Upon discovering this, we made the immediate decision to dispense with the snowball method and target the largest loans first. Our thought process was that we were completely committed to paying off the loans, so we didn’t need a psychological tool to keep us in the game. What was most important to us was paying off the loans while generating the smallest amount of interest possible. After we got the two $20,000 loans as small as the others, we switched back to the method of targeting the higher interest loans first. We found that this strategy was the best in terms of savings, and of the $69,000 that we paid off only about $6,000 was applied to interest.

Step Five: We stuck with it until the very end.
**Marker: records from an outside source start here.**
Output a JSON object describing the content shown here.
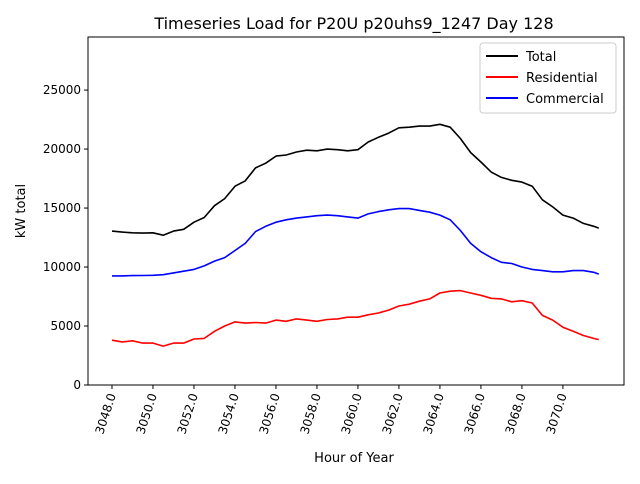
{
  "chart_data": {
    "type": "line",
    "title": "Timeseries Load for P20U p20uhs9_1247  Day 128",
    "xlabel": "Hour of Year",
    "ylabel": "kW total",
    "xlim": [
      3046.83,
      3072.98
    ],
    "ylim": [
      0,
      29500
    ],
    "xticks": [
      3048,
      3050,
      3052,
      3054,
      3056,
      3058,
      3060,
      3062,
      3064,
      3066,
      3068,
      3070
    ],
    "xtick_labels": [
      "3048.0",
      "3050.0",
      "3052.0",
      "3054.0",
      "3056.0",
      "3058.0",
      "3060.0",
      "3062.0",
      "3064.0",
      "3066.0",
      "3068.0",
      "3070.0"
    ],
    "yticks": [
      0,
      5000,
      10000,
      15000,
      20000,
      25000
    ],
    "ytick_labels": [
      "0",
      "5000",
      "10000",
      "15000",
      "20000",
      "25000"
    ],
    "grid": false,
    "legend_placement": "top-right",
    "x": [
      3048,
      3048.5,
      3049,
      3049.5,
      3050,
      3050.5,
      3051,
      3051.5,
      3052,
      3052.5,
      3053,
      3053.5,
      3054,
      3054.5,
      3055,
      3055.5,
      3056,
      3056.5,
      3057,
      3057.5,
      3058,
      3058.5,
      3059,
      3059.5,
      3060,
      3060.5,
      3061,
      3061.5,
      3062,
      3062.5,
      3063,
      3063.5,
      3064,
      3064.5,
      3065,
      3065.5,
      3066,
      3066.5,
      3067,
      3067.5,
      3068,
      3068.5,
      3069,
      3069.5,
      3070,
      3070.5,
      3071,
      3071.5,
      3071.75
    ],
    "series": [
      {
        "name": "Total",
        "color": "#000000",
        "values": [
          13050,
          12960,
          12900,
          12880,
          12900,
          12700,
          13050,
          13200,
          13800,
          14200,
          15200,
          15800,
          16850,
          17300,
          18400,
          18800,
          19400,
          19500,
          19750,
          19900,
          19850,
          20000,
          19950,
          19850,
          19950,
          20600,
          21000,
          21350,
          21800,
          21850,
          21950,
          21950,
          22100,
          21850,
          20900,
          19700,
          18900,
          18050,
          17600,
          17350,
          17200,
          16850,
          15700,
          15100,
          14400,
          14150,
          13700,
          13450,
          13300
        ]
      },
      {
        "name": "Residential",
        "color": "#ff0000",
        "values": [
          3800,
          3650,
          3750,
          3550,
          3550,
          3300,
          3550,
          3550,
          3900,
          3950,
          4550,
          5000,
          5350,
          5250,
          5300,
          5250,
          5500,
          5400,
          5600,
          5500,
          5400,
          5550,
          5600,
          5750,
          5750,
          5950,
          6100,
          6350,
          6700,
          6850,
          7100,
          7300,
          7800,
          7950,
          8000,
          7800,
          7600,
          7350,
          7300,
          7050,
          7150,
          6950,
          5900,
          5500,
          4900,
          4550,
          4200,
          3950,
          3850
        ]
      },
      {
        "name": "Commercial",
        "color": "#0000ff",
        "values": [
          9250,
          9250,
          9270,
          9280,
          9300,
          9350,
          9500,
          9650,
          9800,
          10100,
          10500,
          10800,
          11400,
          12000,
          13000,
          13450,
          13800,
          14000,
          14150,
          14250,
          14350,
          14400,
          14350,
          14250,
          14150,
          14500,
          14700,
          14850,
          14950,
          14950,
          14800,
          14650,
          14400,
          14000,
          13100,
          12000,
          11300,
          10800,
          10400,
          10300,
          10000,
          9800,
          9700,
          9600,
          9600,
          9700,
          9700,
          9550,
          9400
        ]
      }
    ]
  }
}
Believe it or not, sticking with your debt payments until the loans are completely gone is harder than you might think. One would assume that if you’ve been paying off loans for a long time the final stretch would be the easiest and the most exciting. We found that the opposite was the case. I mentioned earlier in this article how we avoided big expenses like vacations, dining out and other various luxuries. This only got harder once our debt went below the $10,000 mark. It’s easy to start telling yourself that your money will be better spent someplace else, and it’s harder to think otherwise when the amount of interest being generated is minimal at best. In fact, I know several people who have stopped paying off their debt (if they ever started at all) because they don’t see a significant financial cost to paying the minimum due.

I could not encourage you more to avoid this line of thinking. The fact is that there is no such thing as good debt, and any balance no matter how small is costing you even if it’s not in the form of interest. Part of your credit score is measured by the amount of debt you have verses the amount of credit available to you, and the more debt you have, the more adversely it may be affecting your credit. This could be costing you long-term in the form of higher interest rates for your car loans, mortgage, etc. In other words, you should simply finish paying off the debt and never have to worry about it again for the rest of your life.
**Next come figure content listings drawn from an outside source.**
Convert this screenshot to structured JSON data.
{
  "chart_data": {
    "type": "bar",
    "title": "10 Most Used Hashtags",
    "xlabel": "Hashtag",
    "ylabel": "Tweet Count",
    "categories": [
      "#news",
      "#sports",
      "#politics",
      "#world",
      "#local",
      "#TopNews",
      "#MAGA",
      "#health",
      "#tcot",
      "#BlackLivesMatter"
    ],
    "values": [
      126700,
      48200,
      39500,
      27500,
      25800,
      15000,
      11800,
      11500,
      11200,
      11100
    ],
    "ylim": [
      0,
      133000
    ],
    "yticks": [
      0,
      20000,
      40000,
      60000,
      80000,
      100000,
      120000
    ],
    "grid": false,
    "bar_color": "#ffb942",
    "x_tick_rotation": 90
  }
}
These steps were not easy for us to follow. It required us to live well below our means, surrender our tax refunds and see only incremental progress in our outstanding balance. However, 22 months was a very short amount of time when you look at the big picture, and now that our student loans are all gone we look back and realize that it felt like no time at all. We made our final student loan payment at the very end of August 2017, and we had our baby daughter press the button (with a little help from her mother) on the computer to submit the final payment.
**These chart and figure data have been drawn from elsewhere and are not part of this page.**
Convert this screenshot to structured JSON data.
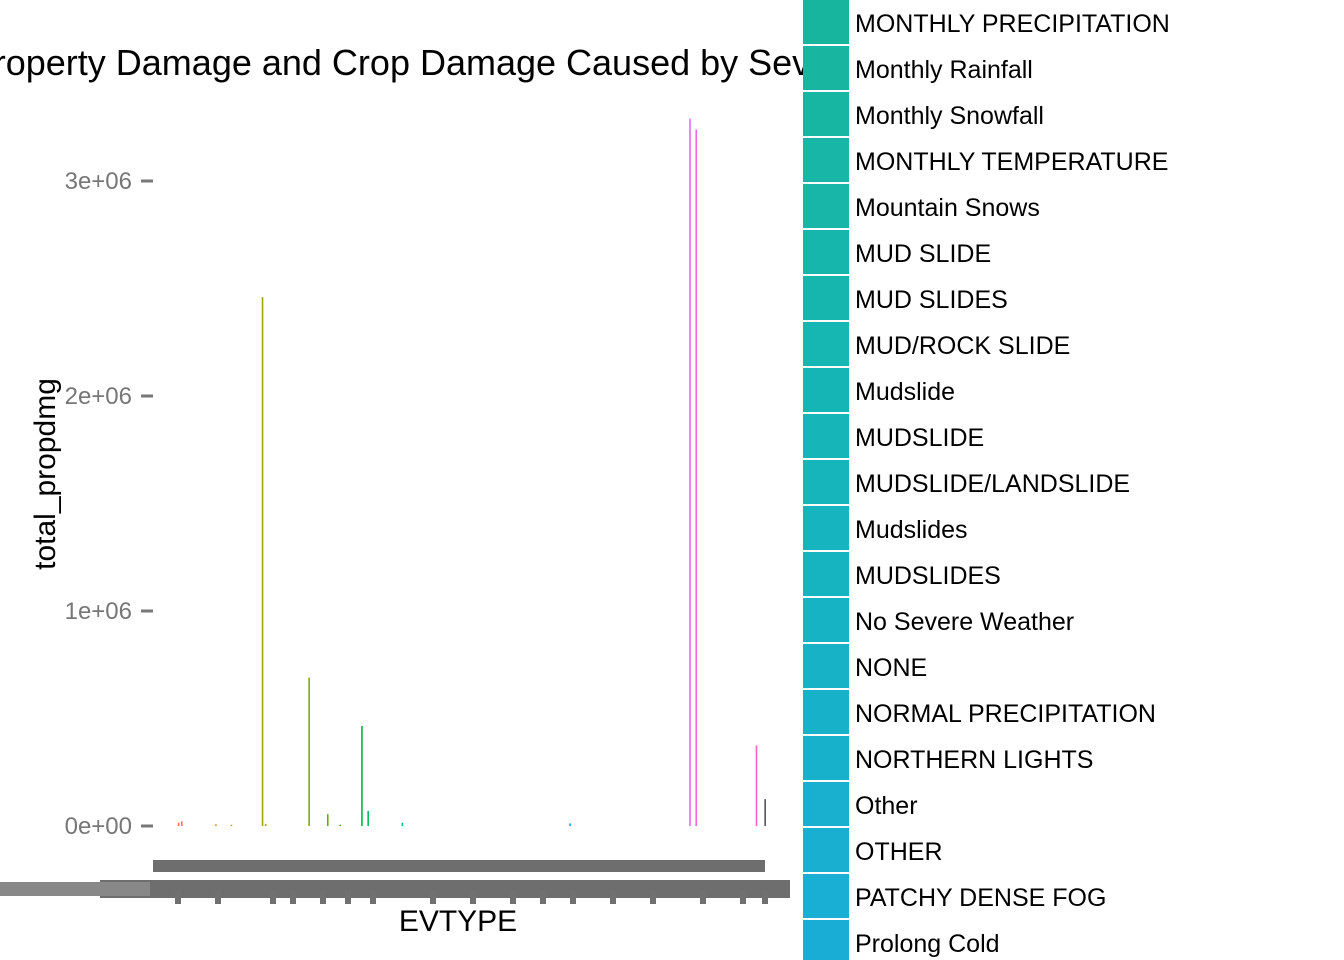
{
  "chart_data": {
    "type": "bar",
    "title": "Property Damage and Crop Damage Caused by Severe Events",
    "xlabel": "EVTYPE",
    "ylabel": "total_propdmg",
    "ylim": [
      0,
      3300000
    ],
    "yticks": [
      {
        "value": 0,
        "label": "0e+00"
      },
      {
        "value": 1000000,
        "label": "1e+06"
      },
      {
        "value": 2000000,
        "label": "2e+06"
      },
      {
        "value": 3000000,
        "label": "3e+06"
      }
    ],
    "grid": false,
    "legend_position": "right",
    "n_categories": 985,
    "bars": [
      {
        "index": 40,
        "value": 15000,
        "color": "#f8766d"
      },
      {
        "index": 45,
        "value": 22000,
        "color": "#f47a3f"
      },
      {
        "index": 100,
        "value": 8000,
        "color": "#c99800"
      },
      {
        "index": 125,
        "value": 6000,
        "color": "#b59f00"
      },
      {
        "index": 175,
        "value": 2460000,
        "color": "#a3a500"
      },
      {
        "index": 180,
        "value": 10000,
        "color": "#a3a500"
      },
      {
        "index": 250,
        "value": 690000,
        "color": "#7cae00"
      },
      {
        "index": 280,
        "value": 55000,
        "color": "#5bb300"
      },
      {
        "index": 300,
        "value": 6000,
        "color": "#39b600"
      },
      {
        "index": 335,
        "value": 465000,
        "color": "#00ba38"
      },
      {
        "index": 345,
        "value": 70000,
        "color": "#00bc59"
      },
      {
        "index": 400,
        "value": 15000,
        "color": "#00bf7d"
      },
      {
        "index": 670,
        "value": 12000,
        "color": "#00a9ff"
      },
      {
        "index": 863,
        "value": 3290000,
        "color": "#e76bf3"
      },
      {
        "index": 873,
        "value": 3240000,
        "color": "#f564e3"
      },
      {
        "index": 970,
        "value": 375000,
        "color": "#ff62bc"
      },
      {
        "index": 984,
        "value": 125000,
        "color": "#555555"
      }
    ],
    "legend_entries": [
      {
        "label": "MONTHLY PRECIPITATION",
        "color": "#18b59e"
      },
      {
        "label": "Monthly Rainfall",
        "color": "#18b5a0"
      },
      {
        "label": "Monthly Snowfall",
        "color": "#17b6a3"
      },
      {
        "label": "MONTHLY TEMPERATURE",
        "color": "#17b6a6"
      },
      {
        "label": "Mountain Snows",
        "color": "#17b6a9"
      },
      {
        "label": "MUD SLIDE",
        "color": "#16b6ac"
      },
      {
        "label": "MUD SLIDES",
        "color": "#16b6af"
      },
      {
        "label": "MUD/ROCK SLIDE",
        "color": "#16b6b2"
      },
      {
        "label": "Mudslide",
        "color": "#16b5b5"
      },
      {
        "label": "MUDSLIDE",
        "color": "#16b5b8"
      },
      {
        "label": "MUDSLIDE/LANDSLIDE",
        "color": "#16b4bb"
      },
      {
        "label": "Mudslides",
        "color": "#16b4be"
      },
      {
        "label": "MUDSLIDES",
        "color": "#16b3c1"
      },
      {
        "label": "No Severe Weather",
        "color": "#16b3c4"
      },
      {
        "label": "NONE",
        "color": "#17b2c6"
      },
      {
        "label": "NORMAL PRECIPITATION",
        "color": "#17b1c9"
      },
      {
        "label": "NORTHERN LIGHTS",
        "color": "#17b1cb"
      },
      {
        "label": "Other",
        "color": "#18b0ce"
      },
      {
        "label": "OTHER",
        "color": "#18afd0"
      },
      {
        "label": "PATCHY DENSE FOG",
        "color": "#19aed3"
      },
      {
        "label": "Prolong Cold",
        "color": "#19add5"
      }
    ]
  }
}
Paying off student loans feels like a huge weight being lifted off of your chest. Sometimes it is so hard to believe that I log into the student loan account just to verify the $0 balance. I even double checked my wife’s credit report to make sure there were no rogue student loans out there that we somehow lost track of. Today I can honestly say that paying off these loans instead of sticking with the default payment plan was one of the best decisions my wife and I ever made. Debt is such an ingrained part of our culture (student loans, credit card debt, house debt, etc) that it seems almost natural to have it. However, all debt really does is close doors for you and make it harder for you to one day achieve financial independence. Since the students loans vanished my wife and I have had the flexibility to immediately tackle our goals. The week after that last loan payment we bought our first car (read about that experience here). We had to take out a small loan for it, but by following the steps outlined above we will be paying off that loan no more than six months from the date of this writing.

I hope you enjoyed reading about our student loan repayment, and that it inspires you to pay off any debt you might have lingering around. It may seem daunting right now, especially when you look at that huge outstanding balance. However, if you commit yourself and follow the same steps we did, one day it will be gone!